Role of NKG2D and its ligands in cancer immunotherapy

Abstract

The activating receptor natural killer group 2, member D (NKG2D) is involved in both innate and adaptive immunities, and functions as a "master switch" in determining the activation status of natural killer (NK) cells. NKG2D binds to a diverse family of ligand molecules, which are only expressed at low levels in normal cells but can be upregulated by a cellular stress response. The NKG2D-NKG2D ligand (NKG2DL) pathway has been considered to be promising target for immunotherapy because of the selective expression of "stress-induced ligands" on tumor cells and the strong NK cell activating potency of NKG2D. Diverse strategies that are aimed at targeting the NKG2D pathway for cancer therapy are based on a thorough understanding of this mechanism, as well as that of NKG2D-mediated cancer immunity. In this review, we summarize the major findings regarding the antitumor immune response mediated by the NKG2D receptor and its ligands, and discuss the potential clinical applications of targeting the NKG2D/NKG2DL pathway for immunotherapy in cancer patients.

Keywords: Cancer immunotherapy; NKG2D; NKG2D ligands; immunity.

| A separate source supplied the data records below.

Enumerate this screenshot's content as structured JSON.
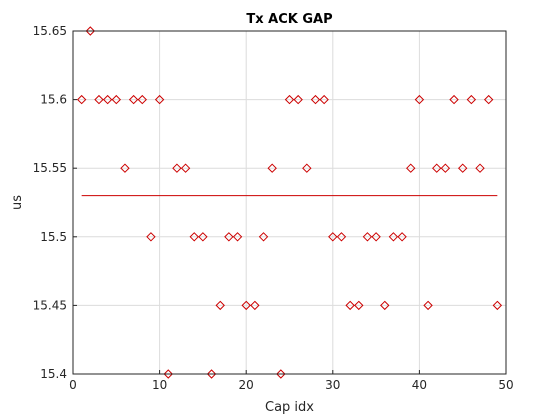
{
  "chart_data": {
    "type": "scatter",
    "title": "Tx ACK GAP",
    "xlabel": "Cap idx",
    "ylabel": "us",
    "xlim": [
      0,
      50
    ],
    "ylim": [
      15.4,
      15.65
    ],
    "grid": true,
    "xticks": [
      "0",
      "10",
      "20",
      "30",
      "40",
      "50"
    ],
    "yticks": [
      "15.4",
      "15.45",
      "15.5",
      "15.55",
      "15.6",
      "15.65"
    ],
    "marker": "diamond",
    "marker_color": "#cc0000",
    "line_color": "#cc0000",
    "series": [
      {
        "x": [
          1,
          2,
          3,
          4,
          5,
          6,
          7,
          8,
          9,
          10,
          11,
          12,
          13,
          14,
          15,
          16,
          17,
          18,
          19,
          20,
          21,
          22,
          23,
          24,
          25,
          26,
          27,
          28,
          29,
          30,
          31,
          32,
          33,
          34,
          35,
          36,
          37,
          38,
          39,
          40,
          41,
          42,
          43,
          44,
          45,
          46,
          47,
          48,
          49
        ],
        "y": [
          15.6,
          15.65,
          15.6,
          15.6,
          15.6,
          15.55,
          15.6,
          15.6,
          15.5,
          15.6,
          15.4,
          15.55,
          15.55,
          15.5,
          15.5,
          15.4,
          15.45,
          15.5,
          15.5,
          15.45,
          15.45,
          15.5,
          15.55,
          15.4,
          15.6,
          15.6,
          15.55,
          15.6,
          15.6,
          15.5,
          15.5,
          15.45,
          15.45,
          15.5,
          15.5,
          15.45,
          15.5,
          15.5,
          15.55,
          15.6,
          15.45,
          15.55,
          15.55,
          15.6,
          15.55,
          15.6,
          15.55,
          15.6,
          15.45
        ]
      }
    ],
    "mean_line": {
      "x": [
        1,
        49
      ],
      "y": 15.53
    }
  }
}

Conflict of interest statement

None.

AJCR Copyright © 2019.

Figures

Figure 1

Activation of NK cells by the NKG2D/NKG2DL pathway. A. The balance of signals mediated by activation and inhibition of specific receptors determines the activation of NK cells. B. Tumor cells overexpress NKG2DLs that can be recognized by the NKG2D receptor, which function as a “master switch” and elicits NKG2D-mediated cytotoxicity. This figure was created using Adobe Illustrator.

Figure 2

NKG2D/NKG2DL interaction activates NK cells. The activating receptor NKG2D can directly bind to a diverse family of ligand molecules expressed on the surface of tumor cells. In NK cells, NKG2D interacts with either DAP10 (both human and mouse) or DAP12 (mouse only) and induces cytotoxicity and IFN-γ production. DAP10/YXXM-mediated signaling regulates NK cell cytotoxicity via the Grb2 and PI3K pathway, while the NKG2D-DAP12 complex is involved in IFN-γ production through the Syk and ZAP70 pathway. NKG2D, Natural killer group 2, member D; NKG2DLs, NKG2D ligands. This figure was created using Adobe Illustrator.

Figure 3

The structure of NKG2DLs. Humans have two main types of ligands for NKG2D (left panel): a family of class-I chain-related proteins A and B (MICA and MICB) and a family of six cytomegaloviral UL16-binding proteins (ULBP 1-6). Mouse NKG2DLs are mainly RAET1 isoforms, H60 families, and MULT1 (right panel). The structure of NKG2DLs in humans and mice is similar. The ligands can be classified into three general structures. MICA and MICB are transmembrane proteins with three extracellular domains analogous to the α1-α3 domains of MHC Ia proteins. The remaining human NKG2DLs and all mouse NKG2DLs contain two domains analogous to α1 and α2 of MHC Ia proteins but lack the α3-like domain. The structures (Protein Data Bank codes) of MICA-human NKG2D (1HYR), ULBP3-human NKG2D (1KCG), and (RAE-1β)-mouse NKG2D (4PP8) are shown.

Figure 4

The dual functions of NKG2D/NKG2DL in tumor immunity. A. Induction of NKG2DLs on tumor cells induces immune surveillance via binding to NKG2D receptors expressed on NK and T cells. B. Failure to kill tumor cells due to the shedding of NKG2DLs by metalloproteinases. TGF-β allows immune surveillance escape by inhibiting T and NK cell function. NKG2D, Natural killer group 2, member D; sNKG2DLs, soluble NKG2D ligands. This figure was created using Adobe Illustrator.

Figure 5

Strategies for targeting the NKG2D/NKG2DL axis for cancer immunotherapy. A variety of cytokines, such as IL-2, -12, -15, and -18, can modulate the function of NK cells. Strategies, such as CH3SeH HDAC, microRNA, and targeting post-transcriptional mechanisms, also play an important role in NKG2D-mediated cytotoxicity by regulating the NKG2DL expression on the tumor cell. Chemotherapy, irradiation and ionizing radiation, and current cancer therapeutic modalities induce DNA damage and upregulate the expression of NKG2DLs in cancer via the ATM/ATR pathway. Small molecule inhibitors blocking MMP and ADAM were developed to decrease shedding of soluble NKG2DLs. NKG2DL, NKG2D ligands; MMP, matrix metalloprotease; ADAM, a disintegrin and metalloprotease; HDAC, histone deacetylase. This figure was created using Adobe Illustrator.